The first field is used for the linked lists or inverted tree pointers.  The next two are where you actually configure how the hardware will communicate.  The big yellow area is written by the hardware, coping other info there temporarily as it works on the Transfers you want.  (Yes, the hardware deals in Transfers and automatically does the Transactions & Tokens)

While there’s a lot of small fields in those 64 bits, the “C” bit turned out to be the key.  The EHCI spec documents it as:

Control Endpoint Flag (C). If the QH.EPS field indicates the endpoint is not a high-speed device, and the endpoint is an control endpoint, then software must set this bit to a one. Otherwise it should always set this bit to a zero.

Fortunately the code uses C structs to with distinctive names to represent the QH and other EHCI data structures.  A quick grep of all the code turned up everything that accesses this field.  Only a few of them actually write to it.

Ultimately the bug turned out to be just this 1 line function called pipe_set_maxlen()
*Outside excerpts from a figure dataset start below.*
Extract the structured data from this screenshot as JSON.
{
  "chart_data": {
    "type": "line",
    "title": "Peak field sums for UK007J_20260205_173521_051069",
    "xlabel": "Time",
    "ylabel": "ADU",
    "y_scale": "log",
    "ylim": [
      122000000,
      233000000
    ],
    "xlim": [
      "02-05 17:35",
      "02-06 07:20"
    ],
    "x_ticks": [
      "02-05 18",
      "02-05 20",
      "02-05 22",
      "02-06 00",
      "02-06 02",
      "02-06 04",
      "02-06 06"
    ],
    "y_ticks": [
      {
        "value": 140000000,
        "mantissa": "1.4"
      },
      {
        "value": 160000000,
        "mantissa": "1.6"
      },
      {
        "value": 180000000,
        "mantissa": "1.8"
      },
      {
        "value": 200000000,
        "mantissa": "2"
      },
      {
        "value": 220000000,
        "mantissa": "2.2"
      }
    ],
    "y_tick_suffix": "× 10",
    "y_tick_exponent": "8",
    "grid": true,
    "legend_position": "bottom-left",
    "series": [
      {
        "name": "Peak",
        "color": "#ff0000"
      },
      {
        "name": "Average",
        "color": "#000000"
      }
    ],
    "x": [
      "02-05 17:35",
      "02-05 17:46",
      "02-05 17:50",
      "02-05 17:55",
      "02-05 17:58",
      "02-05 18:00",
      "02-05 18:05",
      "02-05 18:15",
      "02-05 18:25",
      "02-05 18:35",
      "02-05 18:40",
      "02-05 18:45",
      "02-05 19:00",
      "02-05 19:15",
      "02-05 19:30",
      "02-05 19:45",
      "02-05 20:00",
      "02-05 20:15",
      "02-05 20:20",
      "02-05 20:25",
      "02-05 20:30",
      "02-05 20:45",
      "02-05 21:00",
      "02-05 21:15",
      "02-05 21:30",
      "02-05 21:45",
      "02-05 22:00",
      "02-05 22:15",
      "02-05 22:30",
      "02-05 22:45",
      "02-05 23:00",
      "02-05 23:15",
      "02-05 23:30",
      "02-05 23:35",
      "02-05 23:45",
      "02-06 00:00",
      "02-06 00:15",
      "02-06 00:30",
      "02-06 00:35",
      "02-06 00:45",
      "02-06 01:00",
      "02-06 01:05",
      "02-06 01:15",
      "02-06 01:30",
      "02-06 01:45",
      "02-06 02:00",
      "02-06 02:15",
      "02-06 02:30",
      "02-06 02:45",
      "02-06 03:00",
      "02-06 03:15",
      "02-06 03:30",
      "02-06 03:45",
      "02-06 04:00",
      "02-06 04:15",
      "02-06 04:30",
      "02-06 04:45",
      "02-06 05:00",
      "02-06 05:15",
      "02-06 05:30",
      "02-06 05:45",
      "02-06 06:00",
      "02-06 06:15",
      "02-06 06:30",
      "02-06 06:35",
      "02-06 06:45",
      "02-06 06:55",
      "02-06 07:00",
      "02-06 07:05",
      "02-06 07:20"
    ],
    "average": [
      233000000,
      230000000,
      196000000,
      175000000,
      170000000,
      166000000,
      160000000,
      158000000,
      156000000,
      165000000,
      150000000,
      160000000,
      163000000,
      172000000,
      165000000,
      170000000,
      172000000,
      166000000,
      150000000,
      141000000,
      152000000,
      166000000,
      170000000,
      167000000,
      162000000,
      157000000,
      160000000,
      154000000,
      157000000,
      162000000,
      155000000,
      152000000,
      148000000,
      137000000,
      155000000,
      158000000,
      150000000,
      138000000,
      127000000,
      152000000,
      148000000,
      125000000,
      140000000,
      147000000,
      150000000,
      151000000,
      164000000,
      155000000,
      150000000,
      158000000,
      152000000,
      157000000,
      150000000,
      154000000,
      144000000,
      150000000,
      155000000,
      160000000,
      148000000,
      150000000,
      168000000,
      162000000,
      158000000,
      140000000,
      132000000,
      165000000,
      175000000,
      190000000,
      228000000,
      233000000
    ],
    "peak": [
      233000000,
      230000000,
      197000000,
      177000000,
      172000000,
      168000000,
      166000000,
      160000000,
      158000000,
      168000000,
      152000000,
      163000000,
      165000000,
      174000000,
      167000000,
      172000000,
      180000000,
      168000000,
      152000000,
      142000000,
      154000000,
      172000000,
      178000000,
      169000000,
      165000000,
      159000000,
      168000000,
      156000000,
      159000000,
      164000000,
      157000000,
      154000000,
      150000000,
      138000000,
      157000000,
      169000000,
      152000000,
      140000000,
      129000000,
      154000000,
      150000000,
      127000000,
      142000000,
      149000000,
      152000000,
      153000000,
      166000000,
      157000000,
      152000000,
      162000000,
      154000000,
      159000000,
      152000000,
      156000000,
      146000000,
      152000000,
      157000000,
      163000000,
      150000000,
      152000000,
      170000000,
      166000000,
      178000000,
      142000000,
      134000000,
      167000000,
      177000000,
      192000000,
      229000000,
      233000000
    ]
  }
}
pipe->qh.capabilities[0] = (pipe->qh.capabilities[0] & 0x8000FFFF) | (maxlen << 16);

Of course if you look at the 2nd line in the QH documentation, this is incorrectly zeroing too many bits, destroying the C bit and part of the RL field.  It should be:

pipe->qh.capabilities[0] = (pipe->qh.capabilities[0] & 0xF800FFFF) | (maxlen << 16);

Indeed applying this fix made the “bad” 2-port hub work quite nicely.

Headslap Moment

After I found the fix, I looked one last time at the question “All other hubs work on Teensy, so what’s different about this particular hub?”

Here’s the communication with that keyboard through one of the “good” hubs!

Turns out the code has been sending improper SPLIT-START tokens all along, but every hub I own and the numerous hubs other people have used all were able to work anyway!  The different was this particular hub was actually rejecting the bad tokens.

In all this time, developing this library earlier this year and all this recent work to track down this bug, apparently I never actually connected the protocol analyzer and watched the “good” hubs really communicating with low speed devices!  Could have saved a *lot* of work.  Now I know, in hindsight.